Seul réconfort pour Anthony, enfin si l’on peut réellement parler de réconfort, l’Inspection du travail a déjà dressé deux procès-verbaux au sujet de l’accident. Le premier relève « un protecteur d’élément mobile de travail non adapté », le second « une absence de formation spécifique à la sécurité ». Ces éléments, qui, selon le document officiel, « font foi jusqu’à preuve du contraire », alimentent chez lui un vrai espoir de voir un jour un tribunal consacrer la reconnaissance de la faute caractérisée de l’entreprise. En attendant de pouvoir enfin sortir de l’hôpital, dans deux mois dans le meilleur des cas, Anthony rumine seul deux choses. « Avant j’étais hyper habile, maintenant enfiler une paire de chaussette est une victoire. Je ne peux même plus ouvrir un paquet de chips, couper un morceau de viande ou faire mes lacets. De toute façon, je n’aime plus sortir, le regard des autres me bloque, je préfère me cloisonner chez ma mère », endure d’abord cet ancien basketteur, autrefois bricoleur et surtout très doué en dessin.

La seconde, plus douloureuse, c’est de n’avoir même pas 30 ans… « Savoir que je vais rester comme ça tout le reste de ma vie, c’est très dur », conclut en effet celui qui n’attend plus qu’une vie un peu plus apaisée, grâce notamment à une vraie reconnaissance de son statut de victime.
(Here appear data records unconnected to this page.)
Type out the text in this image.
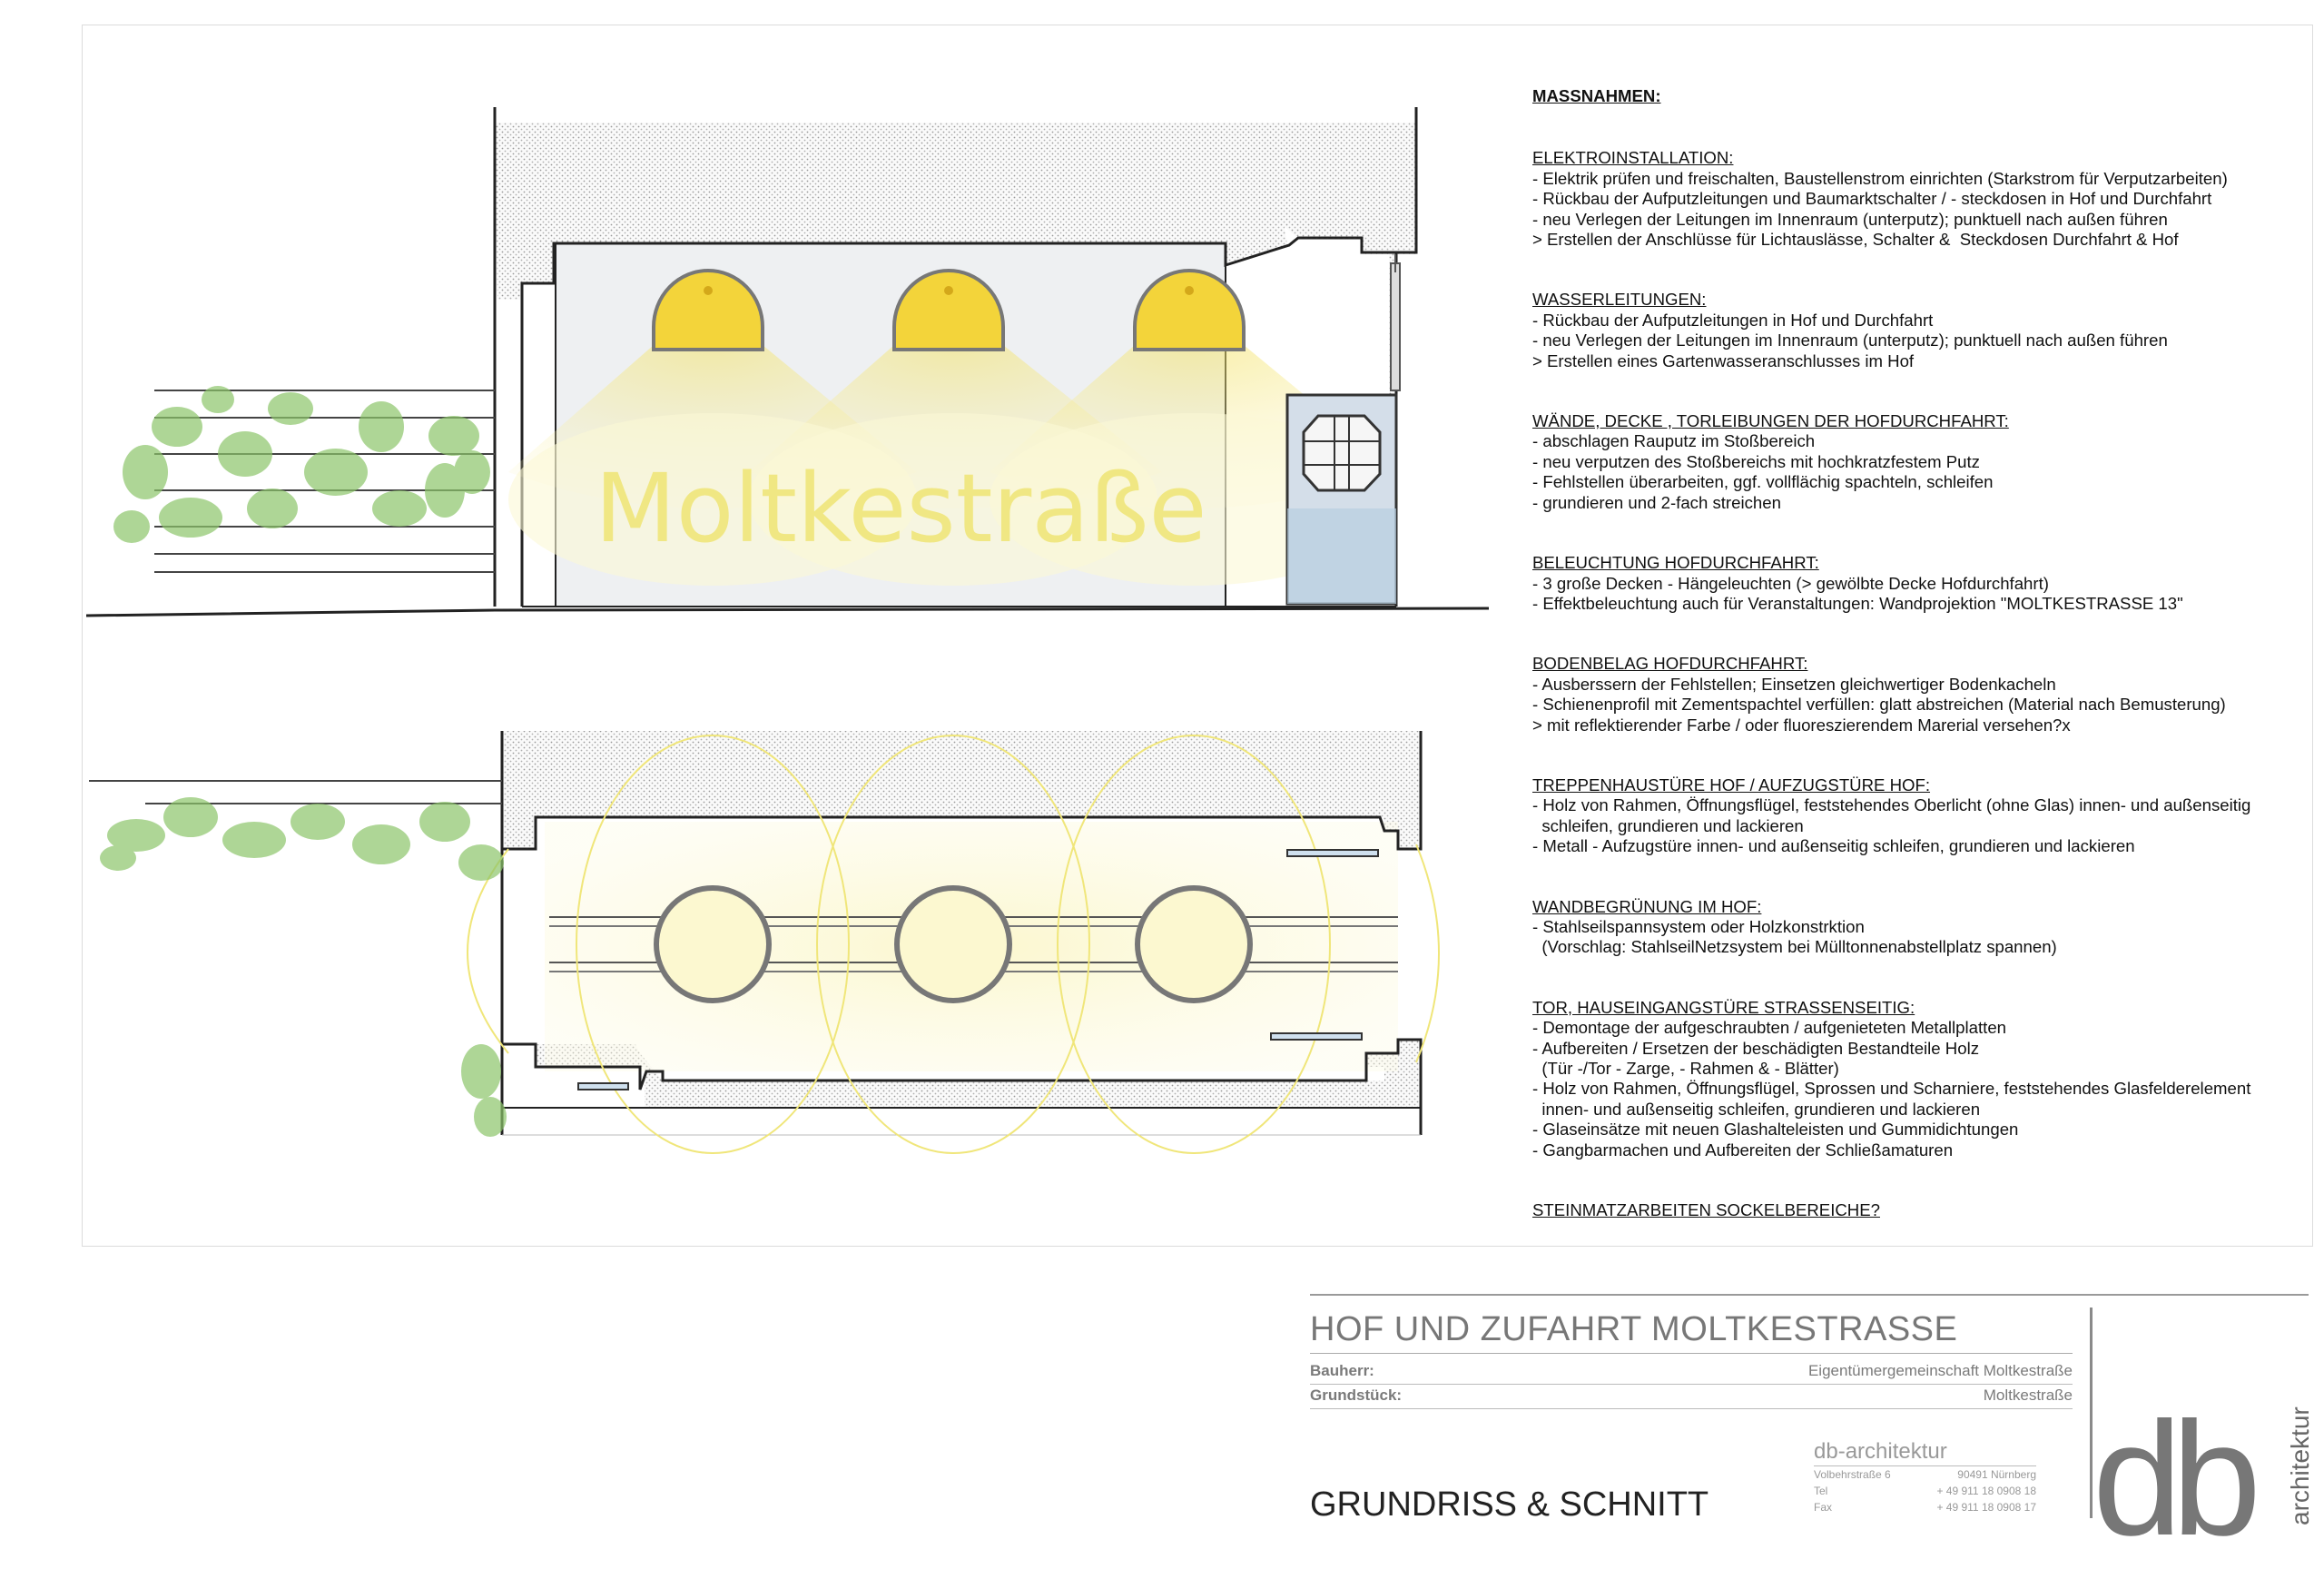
Moltkestraße
MASSNAHMEN:
ELEKTROINSTALLATION:
- Elektrik prüfen und freischalten, Baustellenstrom einrichten (Starkstrom für Verputzarbeiten)
- Rückbau der Aufputzleitungen und Baumarktschalter / - steckdosen in Hof und Durchfahrt
- neu Verlegen der Leitungen im Innenraum (unterputz); punktuell nach außen führen
> Erstellen der Anschlüsse für Lichtauslässe, Schalter &  Steckdosen Durchfahrt & Hof
WASSERLEITUNGEN:
- Rückbau der Aufputzleitungen in Hof und Durchfahrt
- neu Verlegen der Leitungen im Innenraum (unterputz); punktuell nach außen führen
> Erstellen eines Gartenwasseranschlusses im Hof
WÄNDE, DECKE , TORLEIBUNGEN DER HOFDURCHFAHRT:
- abschlagen Rauputz im Stoßbereich
- neu verputzen des Stoßbereichs mit hochkratzfestem Putz
- Fehlstellen überarbeiten, ggf. vollflächig spachteln, schleifen
- grundieren und 2-fach streichen
BELEUCHTUNG HOFDURCHFAHRT:
- 3 große Decken - Hängeleuchten (> gewölbte Decke Hofdurchfahrt)
- Effektbeleuchtung auch für Veranstaltungen: Wandprojektion "MOLTKESTRASSE 13"
BODENBELAG HOFDURCHFAHRT:
- Ausberssern der Fehlstellen; Einsetzen gleichwertiger Bodenkacheln
- Schienenprofil mit Zementspachtel verfüllen: glatt abstreichen (Material nach Bemusterung)
> mit reflektierender Farbe / oder fluoreszierendem Marerial versehen?x
TREPPENHAUSTÜRE HOF / AUFZUGSTÜRE HOF:
- Holz von Rahmen, Öffnungsflügel, feststehendes Oberlicht (ohne Glas) innen- und außenseitig
schleifen, grundieren und lackieren
- Metall - Aufzugstüre innen- und außenseitig schleifen, grundieren und lackieren
WANDBEGRÜNUNG IM HOF:
- Stahlseilspannsystem oder Holzkonstrktion
(Vorschlag: StahlseilNetzsystem bei Mülltonnenabstellplatz spannen)
TOR, HAUSEINGANGSTÜRE STRASSENSEITIG:
- Demontage der aufgeschraubten / aufgenieteten Metallplatten
- Aufbereiten / Ersetzen der beschädigten Bestandteile Holz
(Tür -/Tor - Zarge, - Rahmen & - Blätter)
- Holz von Rahmen, Öffnungsflügel, Sprossen und Scharniere, feststehendes Glasfelderelement
innen- und außenseitig schleifen, grundieren und lackieren
- Glaseinsätze mit neuen Glashalteleisten und Gummidichtungen
- Gangbarmachen und Aufbereiten der Schließamaturen
STEINMATZARBEITEN SOCKELBEREICHE?
HOF UND ZUFAHRT MOLTKESTRASSE
Bauherr:	Eigentümergemeinschaft Moltkestraße
Grundstück:	Moltkestraße
GRUNDRISS & SCHNITT
db-architektur
Volbehrstraße 6	90491 Nürnberg
Tel	+ 49 911 18 0908 18
Fax	+ 49 911 18 0908 17 db architektur
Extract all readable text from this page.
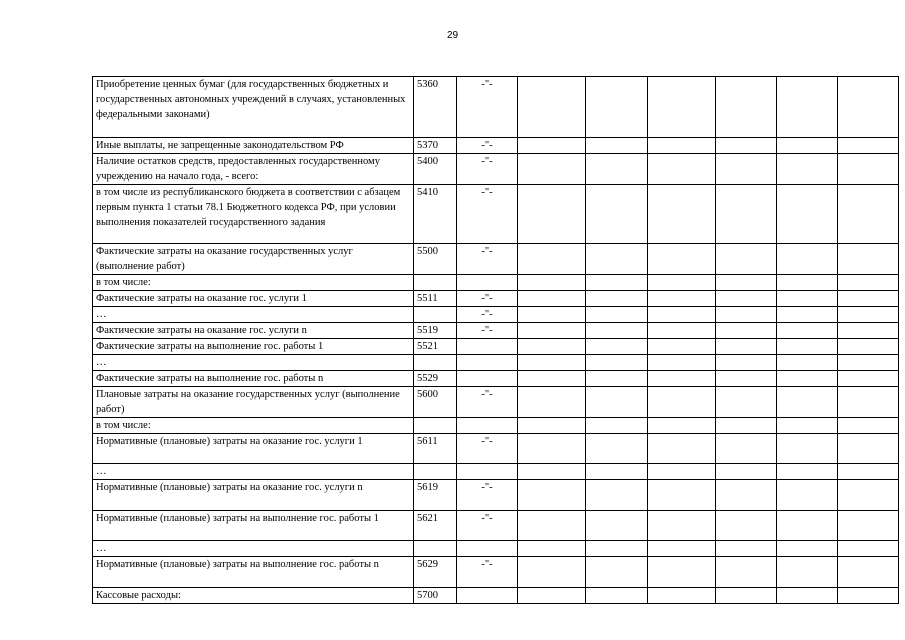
29
Приобретение ценных бумаг (для государственных бюджетных и государственных автономных учреждений в случаях, установленных федеральными законами)	5360	-"-						
Иные выплаты, не запрещенные законодательством РФ	5370	-"-						
Наличие остатков средств, предоставленных государственному учреждению на начало года, - всего:	5400	-"-						
в том числе из республиканского бюджета в соответствии с абзацем первым пункта 1 статьи 78.1 Бюджетного кодекса РФ, при условии выполнения показателей государственного задания	5410	-"-						
Фактические затраты на оказание государственных услуг (выполнение работ)	5500	-"-						
в том числе:								
Фактические затраты на оказание гос. услуги 1	5511	-"-						
…		-"-						
Фактические затраты на оказание гос. услуги n	5519	-"-						
Фактические затраты на выполнение гос. работы 1	5521							
…								
Фактические затраты на выполнение гос. работы n	5529							
Плановые затраты на оказание государственных услуг (выполнение работ)	5600	-"-						
в том числе:								
Нормативные (плановые) затраты на оказание гос. услуги 1	5611	-"-						
…								
Нормативные (плановые) затраты на оказание гос. услуги n	5619	-"-						
Нормативные (плановые) затраты на выполнение гос. работы 1	5621	-"-						
…								
Нормативные (плановые) затраты на выполнение гос. работы n	5629	-"-						
Кассовые расходы:	5700							
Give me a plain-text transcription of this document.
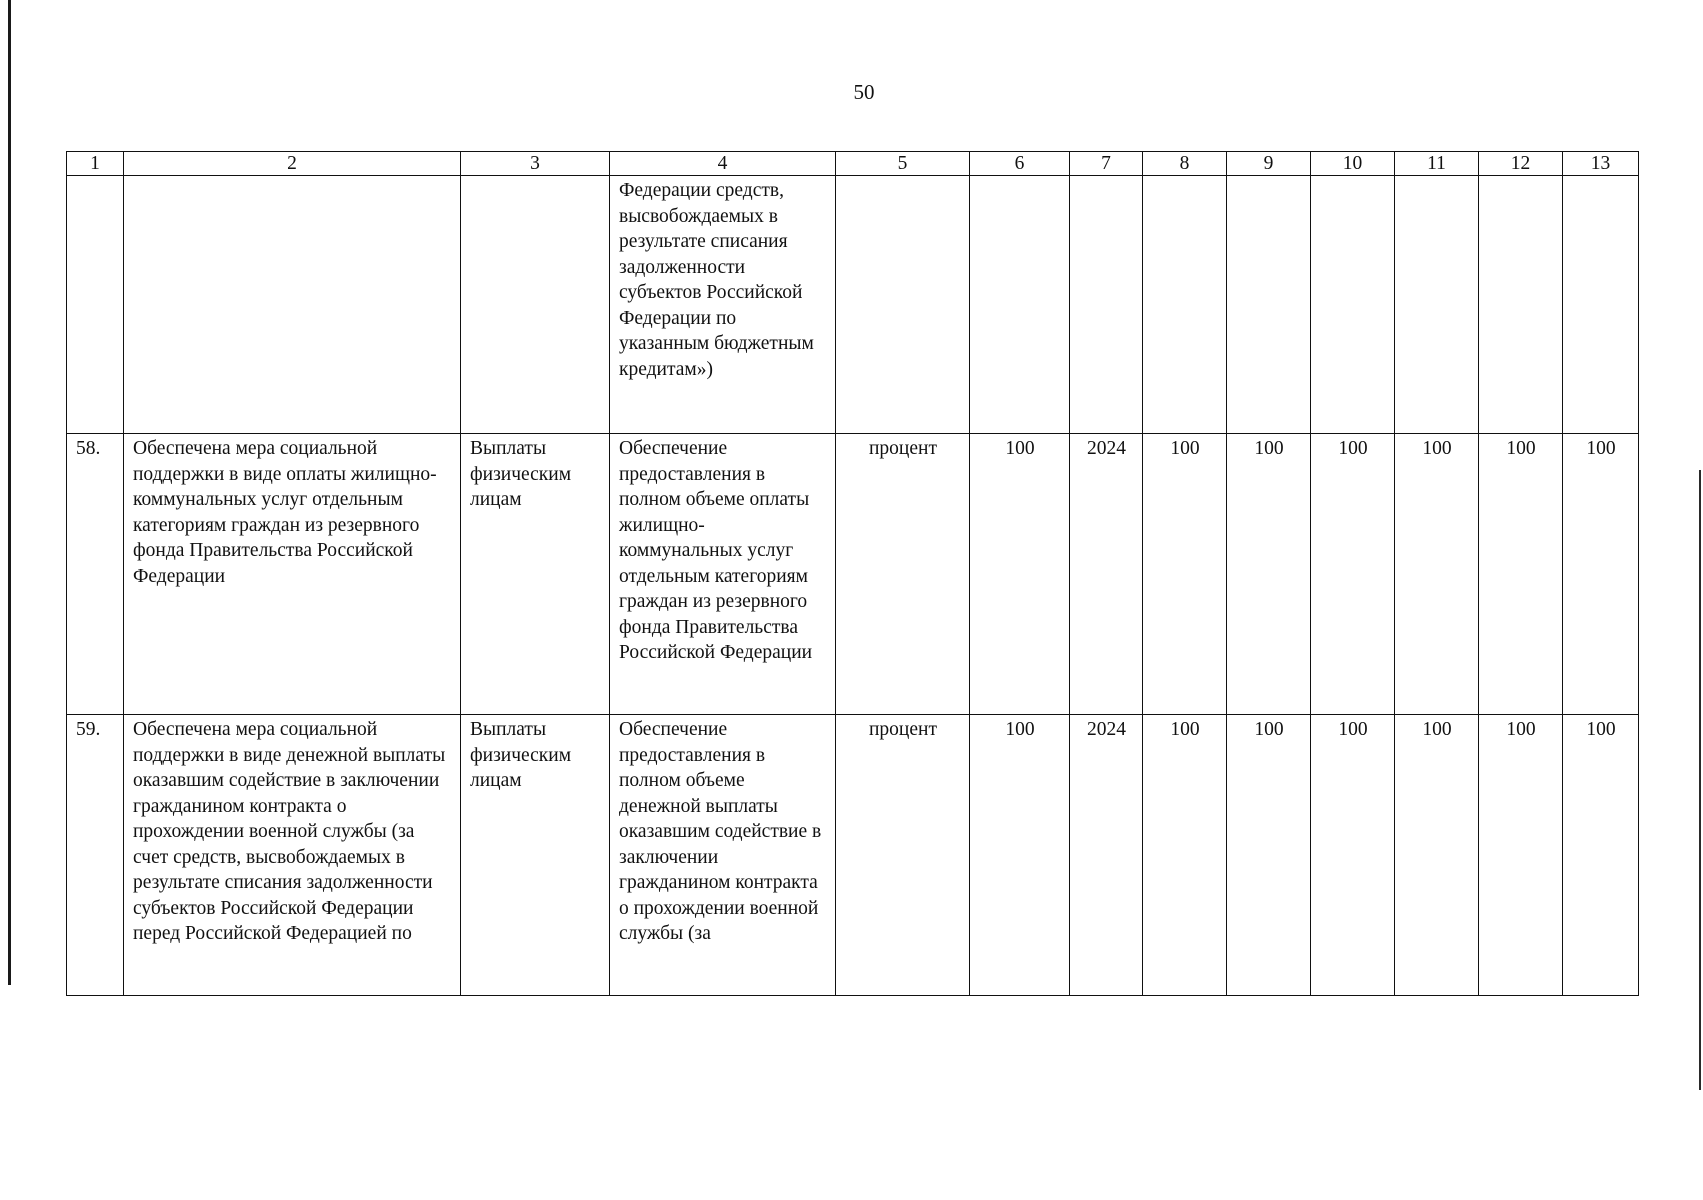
50
1	2	3	4	5	6	7	8	9	10	11	12	13
			Федерации средств, высвобождаемых в результате списания задолженности субъектов Российской Федерации по указанным бюджетным кредитам»)									
58.	Обеспечена мера социальной поддержки в виде оплаты жилищно-коммунальных услуг отдельным категориям граждан из резервного фонда Правительства Российской Федерации	Выплаты физическим лицам	Обеспечение предоставления в полном объеме оплаты жилищно-коммунальных услуг отдельным категориям граждан из резервного фонда Правительства Российской Федерации	процент	100	2024	100	100	100	100	100	100
59.	Обеспечена мера социальной поддержки в виде денежной выплаты оказавшим содействие в заключении гражданином контракта о прохождении военной службы (за счет средств, высвобождаемых в результате списания задолженности субъектов Российской Федерации перед Российской Федерацией по	Выплаты физическим лицам	Обеспечение предоставления в полном объеме денежной выплаты оказавшим содействие в заключении гражданином контракта о прохождении военной службы (за	процент	100	2024	100	100	100	100	100	100
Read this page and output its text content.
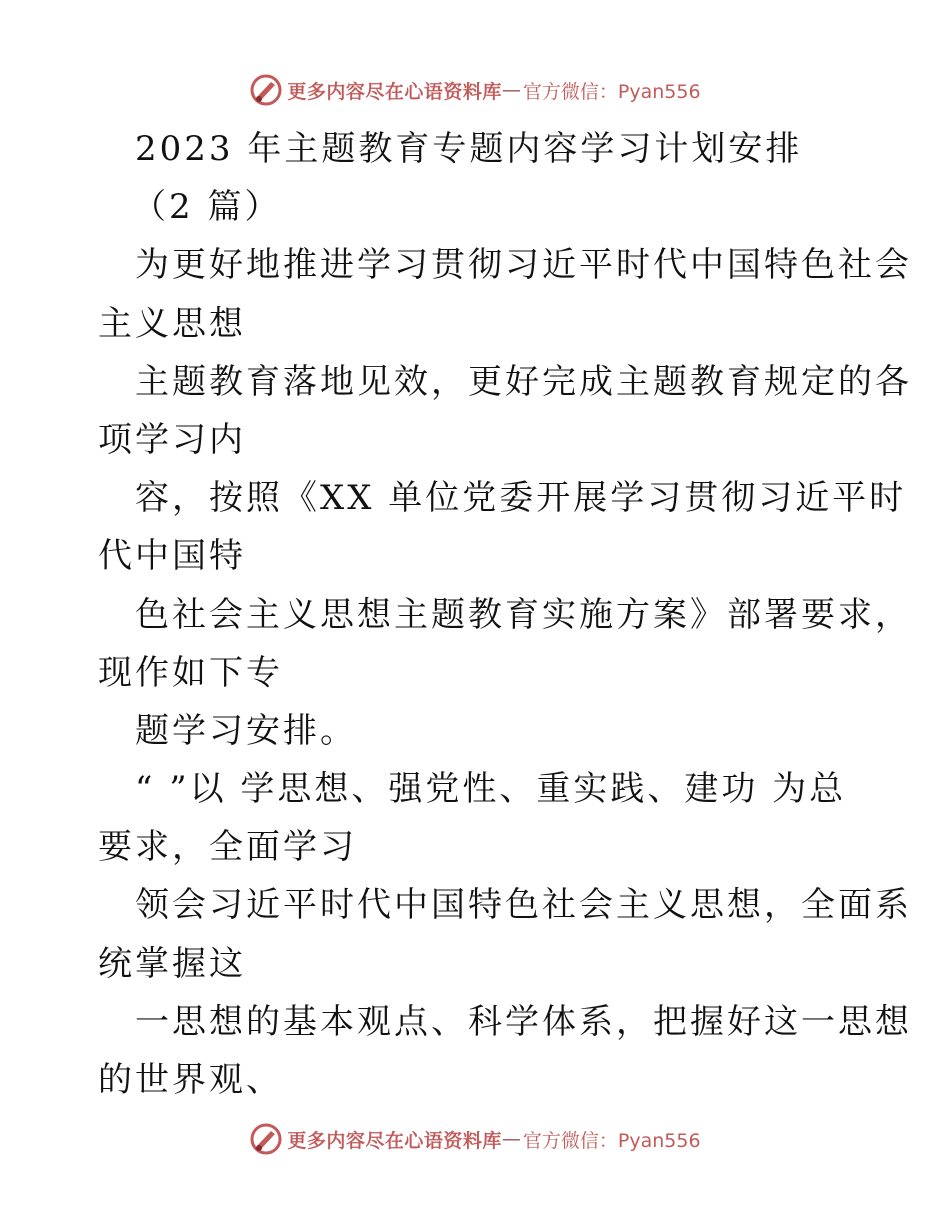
更多内容尽在心语资料库 — 官方微信：Pyan556
2023 年主题教育专题内容学习计划安排
（2 篇）
为更好地推进学习贯彻习近平时代中国特色社会
主义思想
主题教育落地见效，更好完成主题教育规定的各
项学习内
容，按照《XX 单位党委开展学习贯彻习近平时
代中国特
色社会主义思想主题教育实施方案》部署要求，
现作如下专
题学习安排。
“ ”以 学思想、强党性、重实践、建功 为总
要求，全面学习
领会习近平时代中国特色社会主义思想，全面系
统掌握这
一思想的基本观点、科学体系，把握好这一思想
的世界观、
更多内容尽在心语资料库 — 官方微信：Pyan556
« Par principe, on ne reconnaît pas la faute de l’entreprise »

Lorsqu’il est interrogé sur l’accident de travail et la situation d’Anthony Gagneau, le directeur de l’usine, Bernard Betrémieux, se dit « conscient que les choses sont dramatiques ». Mais à la question de la reconnaissance de la faute de l’entreprise, le représentant du groupe Gascogne répond que « par principe, on ne le reconnaît pas tant que les enquêtes sont en cours ». La direction de la papeterie sait que l’Inspection du travail a déjà relevé deux infractions au Code du travail, l’un lié à la vétusté de la machine, l’autre sur un défaut de formation. Elle se dit prête à aider Anthony, même financièrement, mais elle ira, quoi qu’il arrive, jusqu’au bout de la chaîne judiciaire.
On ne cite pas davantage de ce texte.